08 January 2026
|6 minutes
2026 investment outlook
Global growth supported by AI and easing inflation
The global economy is expected to maintain solid momentum in 2026, with artificial intelligence (AI) investment and lower interest rates likely to continue supporting growth. Inflation is projected to gradually return to most central bank targets by mid-2027. In most major economies, central banks have either ended their rate-cutting cycles or are close to doing so.
AI is likely to continue to shape the economy and markets throughout 2026, driving significant earnings growth, particularly in the US. With global AI spending forecast to surpass $2 trillion in 2026, AI-related investment is almost certain to provide an important source of GDP growth.
Easing interest rates and broadening economic strength beyond tech should also bolster corporate earnings. However, while AI is set to transform industries and investment opportunities, there are risks that investor optimism could trigger a market correction if expectations are not met.
US President Trump announced sweeping tariffs on imports in 2025, injecting significant economic uncertainty into the global economy. While the measures have been limited so far, their full impact on global trade is expected to be felt in 2026, weighing on investment and consumption. As a result, global trade growth is forecast by the OECD to moderate from 4.2% in 2025 to 2.3% in 2026.
US and UK outlook: resilience with pockets of pressure
US growth should remain solid on the back of AI, although sticky inflation could leave the US Federal Reserve (Fed) with limited room to cut rates. While the outlook for the US remains positive, growth could falter if AI optimism declines. Consumer spending is expected to fall in 2026 as affordability worries rise and wage growth slows.
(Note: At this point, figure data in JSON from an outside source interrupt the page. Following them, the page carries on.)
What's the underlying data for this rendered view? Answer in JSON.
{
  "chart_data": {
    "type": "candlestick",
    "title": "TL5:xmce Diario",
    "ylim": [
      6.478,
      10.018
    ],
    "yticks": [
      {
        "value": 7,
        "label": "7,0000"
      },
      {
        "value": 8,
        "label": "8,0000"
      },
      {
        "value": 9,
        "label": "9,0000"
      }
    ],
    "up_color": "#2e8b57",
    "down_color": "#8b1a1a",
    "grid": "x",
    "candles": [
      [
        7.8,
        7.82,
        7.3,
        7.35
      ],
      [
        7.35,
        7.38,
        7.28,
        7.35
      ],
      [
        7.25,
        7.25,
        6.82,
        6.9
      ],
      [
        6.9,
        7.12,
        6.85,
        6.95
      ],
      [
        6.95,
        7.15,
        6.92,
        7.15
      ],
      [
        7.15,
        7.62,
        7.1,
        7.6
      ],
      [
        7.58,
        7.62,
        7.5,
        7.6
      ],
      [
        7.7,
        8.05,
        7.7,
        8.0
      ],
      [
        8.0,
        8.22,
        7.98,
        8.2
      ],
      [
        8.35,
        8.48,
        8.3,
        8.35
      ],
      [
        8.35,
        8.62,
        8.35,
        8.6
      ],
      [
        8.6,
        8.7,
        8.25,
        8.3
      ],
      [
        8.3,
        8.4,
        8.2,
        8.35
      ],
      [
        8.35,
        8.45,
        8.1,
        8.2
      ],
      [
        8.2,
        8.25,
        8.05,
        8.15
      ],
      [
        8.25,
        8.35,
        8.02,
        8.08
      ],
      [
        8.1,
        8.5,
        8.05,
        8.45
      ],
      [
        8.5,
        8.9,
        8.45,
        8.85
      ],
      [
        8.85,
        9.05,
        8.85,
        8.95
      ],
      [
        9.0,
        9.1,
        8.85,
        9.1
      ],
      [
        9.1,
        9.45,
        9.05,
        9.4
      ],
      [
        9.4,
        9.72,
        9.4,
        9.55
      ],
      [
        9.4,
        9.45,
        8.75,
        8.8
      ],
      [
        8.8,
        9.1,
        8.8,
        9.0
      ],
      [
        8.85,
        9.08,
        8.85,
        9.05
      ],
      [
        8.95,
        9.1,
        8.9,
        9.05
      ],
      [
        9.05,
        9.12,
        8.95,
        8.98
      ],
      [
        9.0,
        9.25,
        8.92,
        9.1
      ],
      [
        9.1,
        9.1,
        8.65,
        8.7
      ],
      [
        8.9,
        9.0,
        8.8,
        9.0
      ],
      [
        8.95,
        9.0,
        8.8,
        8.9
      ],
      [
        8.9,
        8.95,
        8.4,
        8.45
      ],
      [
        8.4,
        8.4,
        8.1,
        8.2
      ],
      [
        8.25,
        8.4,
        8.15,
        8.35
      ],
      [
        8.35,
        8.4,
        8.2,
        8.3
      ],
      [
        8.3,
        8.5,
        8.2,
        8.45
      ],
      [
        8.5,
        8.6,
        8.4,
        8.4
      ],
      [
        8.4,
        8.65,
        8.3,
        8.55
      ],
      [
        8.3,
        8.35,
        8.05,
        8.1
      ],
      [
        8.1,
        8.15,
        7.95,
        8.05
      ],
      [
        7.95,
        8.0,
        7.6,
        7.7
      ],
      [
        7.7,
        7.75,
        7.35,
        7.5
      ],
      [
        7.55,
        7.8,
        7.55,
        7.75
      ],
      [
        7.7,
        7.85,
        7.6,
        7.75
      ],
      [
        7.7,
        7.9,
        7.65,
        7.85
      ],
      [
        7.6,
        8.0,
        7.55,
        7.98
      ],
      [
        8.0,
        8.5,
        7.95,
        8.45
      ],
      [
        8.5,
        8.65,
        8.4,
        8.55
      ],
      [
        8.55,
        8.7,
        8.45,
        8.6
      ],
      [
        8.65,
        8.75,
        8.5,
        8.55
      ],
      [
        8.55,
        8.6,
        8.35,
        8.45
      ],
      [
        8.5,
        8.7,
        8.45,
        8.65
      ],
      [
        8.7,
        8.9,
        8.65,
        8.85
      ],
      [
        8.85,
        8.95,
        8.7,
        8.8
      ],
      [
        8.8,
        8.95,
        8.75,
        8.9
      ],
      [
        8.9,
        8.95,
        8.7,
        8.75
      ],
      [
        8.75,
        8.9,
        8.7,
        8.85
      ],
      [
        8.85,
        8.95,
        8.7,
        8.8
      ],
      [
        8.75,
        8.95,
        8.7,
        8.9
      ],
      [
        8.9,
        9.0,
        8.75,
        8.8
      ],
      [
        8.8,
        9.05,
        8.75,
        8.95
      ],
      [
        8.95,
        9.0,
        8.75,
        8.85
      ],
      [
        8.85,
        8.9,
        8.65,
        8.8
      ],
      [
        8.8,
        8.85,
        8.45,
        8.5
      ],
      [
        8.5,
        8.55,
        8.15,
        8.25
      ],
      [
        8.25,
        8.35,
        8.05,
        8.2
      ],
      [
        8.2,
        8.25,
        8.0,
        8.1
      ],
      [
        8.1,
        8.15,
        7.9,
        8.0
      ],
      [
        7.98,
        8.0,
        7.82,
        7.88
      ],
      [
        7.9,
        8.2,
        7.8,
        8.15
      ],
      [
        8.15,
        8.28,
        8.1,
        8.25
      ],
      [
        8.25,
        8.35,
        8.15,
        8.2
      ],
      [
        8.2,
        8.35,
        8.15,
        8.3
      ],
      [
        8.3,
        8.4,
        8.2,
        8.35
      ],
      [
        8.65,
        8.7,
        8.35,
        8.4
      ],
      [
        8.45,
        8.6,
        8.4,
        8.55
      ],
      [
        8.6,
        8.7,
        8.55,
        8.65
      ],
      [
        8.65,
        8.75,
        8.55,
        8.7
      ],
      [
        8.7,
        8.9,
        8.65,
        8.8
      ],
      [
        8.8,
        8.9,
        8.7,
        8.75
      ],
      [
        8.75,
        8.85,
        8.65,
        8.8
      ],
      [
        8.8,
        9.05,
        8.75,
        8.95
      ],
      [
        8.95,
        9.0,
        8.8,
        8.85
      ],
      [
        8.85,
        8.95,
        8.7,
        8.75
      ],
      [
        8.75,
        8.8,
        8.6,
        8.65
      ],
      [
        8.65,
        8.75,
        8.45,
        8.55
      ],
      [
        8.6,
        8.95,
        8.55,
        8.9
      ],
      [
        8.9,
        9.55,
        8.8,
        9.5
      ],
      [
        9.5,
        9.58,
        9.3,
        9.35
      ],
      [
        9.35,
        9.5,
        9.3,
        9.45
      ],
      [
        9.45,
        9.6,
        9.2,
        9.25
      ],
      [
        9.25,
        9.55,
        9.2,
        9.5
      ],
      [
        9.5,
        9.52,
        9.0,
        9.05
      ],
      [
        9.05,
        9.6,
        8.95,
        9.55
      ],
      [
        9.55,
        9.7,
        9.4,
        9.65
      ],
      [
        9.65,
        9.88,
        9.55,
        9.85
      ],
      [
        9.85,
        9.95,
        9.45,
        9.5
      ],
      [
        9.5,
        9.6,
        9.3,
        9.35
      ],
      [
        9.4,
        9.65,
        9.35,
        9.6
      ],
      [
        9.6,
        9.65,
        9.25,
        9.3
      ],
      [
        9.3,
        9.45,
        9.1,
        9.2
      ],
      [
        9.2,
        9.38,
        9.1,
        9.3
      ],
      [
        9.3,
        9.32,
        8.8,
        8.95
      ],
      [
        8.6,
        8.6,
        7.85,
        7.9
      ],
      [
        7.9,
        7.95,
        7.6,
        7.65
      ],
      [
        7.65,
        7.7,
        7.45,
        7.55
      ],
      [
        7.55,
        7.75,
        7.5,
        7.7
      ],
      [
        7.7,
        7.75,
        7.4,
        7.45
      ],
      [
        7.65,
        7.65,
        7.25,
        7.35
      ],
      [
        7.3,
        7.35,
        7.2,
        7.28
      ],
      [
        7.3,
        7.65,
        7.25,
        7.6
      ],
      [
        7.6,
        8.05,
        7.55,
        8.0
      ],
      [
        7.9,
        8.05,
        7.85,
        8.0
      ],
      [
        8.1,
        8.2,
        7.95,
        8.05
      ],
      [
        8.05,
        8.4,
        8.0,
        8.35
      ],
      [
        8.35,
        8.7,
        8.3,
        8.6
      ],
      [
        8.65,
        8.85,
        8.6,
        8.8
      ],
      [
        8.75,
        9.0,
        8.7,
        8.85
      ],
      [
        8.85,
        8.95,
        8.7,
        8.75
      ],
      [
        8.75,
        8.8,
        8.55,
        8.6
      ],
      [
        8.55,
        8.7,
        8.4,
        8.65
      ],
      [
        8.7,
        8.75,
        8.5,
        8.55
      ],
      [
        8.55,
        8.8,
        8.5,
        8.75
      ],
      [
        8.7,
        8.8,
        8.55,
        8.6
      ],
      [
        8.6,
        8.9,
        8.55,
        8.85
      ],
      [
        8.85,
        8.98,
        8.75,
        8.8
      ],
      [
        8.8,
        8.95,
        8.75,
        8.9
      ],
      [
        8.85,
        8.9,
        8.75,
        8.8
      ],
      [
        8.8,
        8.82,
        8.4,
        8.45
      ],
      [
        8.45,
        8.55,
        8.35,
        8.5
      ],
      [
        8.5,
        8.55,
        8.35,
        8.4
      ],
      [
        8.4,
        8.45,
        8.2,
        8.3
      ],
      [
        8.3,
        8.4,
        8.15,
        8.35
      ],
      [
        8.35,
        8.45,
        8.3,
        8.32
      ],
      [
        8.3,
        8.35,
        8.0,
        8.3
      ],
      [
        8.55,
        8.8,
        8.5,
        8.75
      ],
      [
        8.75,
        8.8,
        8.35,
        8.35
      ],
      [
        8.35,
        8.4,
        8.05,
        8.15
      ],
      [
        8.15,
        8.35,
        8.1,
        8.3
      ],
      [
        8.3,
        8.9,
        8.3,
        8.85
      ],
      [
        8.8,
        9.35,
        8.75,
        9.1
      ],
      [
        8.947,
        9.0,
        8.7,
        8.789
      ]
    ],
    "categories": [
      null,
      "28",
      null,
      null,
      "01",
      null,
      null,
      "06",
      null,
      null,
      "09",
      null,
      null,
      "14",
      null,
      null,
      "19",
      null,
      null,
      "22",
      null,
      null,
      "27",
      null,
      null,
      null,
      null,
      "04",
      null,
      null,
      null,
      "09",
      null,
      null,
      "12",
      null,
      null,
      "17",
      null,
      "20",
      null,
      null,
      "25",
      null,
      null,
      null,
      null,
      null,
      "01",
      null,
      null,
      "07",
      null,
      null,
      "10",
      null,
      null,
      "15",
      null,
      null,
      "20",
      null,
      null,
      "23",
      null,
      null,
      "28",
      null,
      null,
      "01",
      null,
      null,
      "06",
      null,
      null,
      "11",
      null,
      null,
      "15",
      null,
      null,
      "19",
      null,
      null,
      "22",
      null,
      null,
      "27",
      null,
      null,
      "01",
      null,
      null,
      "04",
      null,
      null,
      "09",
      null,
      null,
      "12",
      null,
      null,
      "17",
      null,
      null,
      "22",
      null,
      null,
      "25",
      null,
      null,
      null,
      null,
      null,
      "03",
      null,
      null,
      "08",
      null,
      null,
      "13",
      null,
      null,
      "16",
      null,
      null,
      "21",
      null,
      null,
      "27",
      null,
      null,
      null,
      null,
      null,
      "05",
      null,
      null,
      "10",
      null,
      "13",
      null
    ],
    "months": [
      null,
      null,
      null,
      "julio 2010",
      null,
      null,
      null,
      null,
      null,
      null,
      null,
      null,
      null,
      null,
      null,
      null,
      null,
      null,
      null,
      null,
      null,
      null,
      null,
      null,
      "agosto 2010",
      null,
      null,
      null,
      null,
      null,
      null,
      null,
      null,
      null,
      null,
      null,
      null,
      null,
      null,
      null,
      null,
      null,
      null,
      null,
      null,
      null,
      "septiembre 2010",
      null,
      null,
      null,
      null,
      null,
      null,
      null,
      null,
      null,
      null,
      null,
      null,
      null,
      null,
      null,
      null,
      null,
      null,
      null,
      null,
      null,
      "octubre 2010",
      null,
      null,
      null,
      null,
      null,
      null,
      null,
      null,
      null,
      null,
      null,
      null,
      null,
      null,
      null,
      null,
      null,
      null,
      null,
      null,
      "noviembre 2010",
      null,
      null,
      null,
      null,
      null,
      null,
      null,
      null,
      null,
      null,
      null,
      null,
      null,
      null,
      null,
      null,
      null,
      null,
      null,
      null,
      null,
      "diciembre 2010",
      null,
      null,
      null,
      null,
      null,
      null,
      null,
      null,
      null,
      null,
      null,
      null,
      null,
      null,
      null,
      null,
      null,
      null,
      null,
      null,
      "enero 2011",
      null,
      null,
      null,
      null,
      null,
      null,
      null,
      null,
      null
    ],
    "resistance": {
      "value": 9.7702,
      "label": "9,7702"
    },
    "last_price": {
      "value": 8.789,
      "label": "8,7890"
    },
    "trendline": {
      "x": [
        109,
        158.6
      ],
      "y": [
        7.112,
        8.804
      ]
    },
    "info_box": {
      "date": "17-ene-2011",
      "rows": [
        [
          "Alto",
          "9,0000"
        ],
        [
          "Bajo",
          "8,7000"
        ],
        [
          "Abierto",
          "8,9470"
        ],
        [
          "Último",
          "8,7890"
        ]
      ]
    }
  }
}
The Fed closed 2025 with three straight rate cuts. However, with inflation remaining elevated and the job market showing signs of weakness, policymakers have signalled there may be only one cut next year. Economists expect US inflation to cool in 2026, while job growth is likely to remain modest by historical standards.
With inflation easing and interest rates falling, the outlook for UK stocks looks bright. Rising corporate profits and resilient dividends mean the FTSE 100 could build on its strongest annual performance since the financial crisis and continue to push higher into 2026.
UK inflation is projected to ease steadily as price pressures fade, to around 2.5% in 2026. After the Bank of England cut rates four times in 2025, the market is now expecting just one interest rate cut in the UK in 2026.
The UK economy is set to cool in 2026 as a softening labour market and weak consumer sentiment weigh on household spending. The OECD forecasts growth of 1.4% this year before slowing to 1.2% in 2026.
Asia and Europe: policy support and steady expansion
Asian markets are poised for a strong 2026, with Chinese equities gaining momentum on the back of policy support and innovation. Japanese stocks are also set to benefit from ongoing governance reforms and fiscal stimulus.
The IMF predicts China’s GDP growth will moderate to around 4.5% in 2026, driven by strong exports and fiscal stimulus. With the economy losing momentum amid a spending and investment slump, policymakers are expected to prioritise boosting domestic demand.
Efforts to stabilise the property market have intensified, including measures to support affordable housing and reduce excess supply, although it remains unclear whether this will deliver a lasting turnaround.
Europe’s economy is expected to maintain a steady pace of growth in 2026, supported by easing inflation, lower interest rates, resilient consumer demand and fiscal policy. As trade adjusts to tariffs, the domestic economy should benefit from easing price pressures, falling borrowing costs and a robust labour market.
Eurozone employment is expected to continue expanding, with unemployment close to historic lows. Stable growth and inflation close to target suggest the European Central Bank is likely to keep interest rates on hold throughout 2026.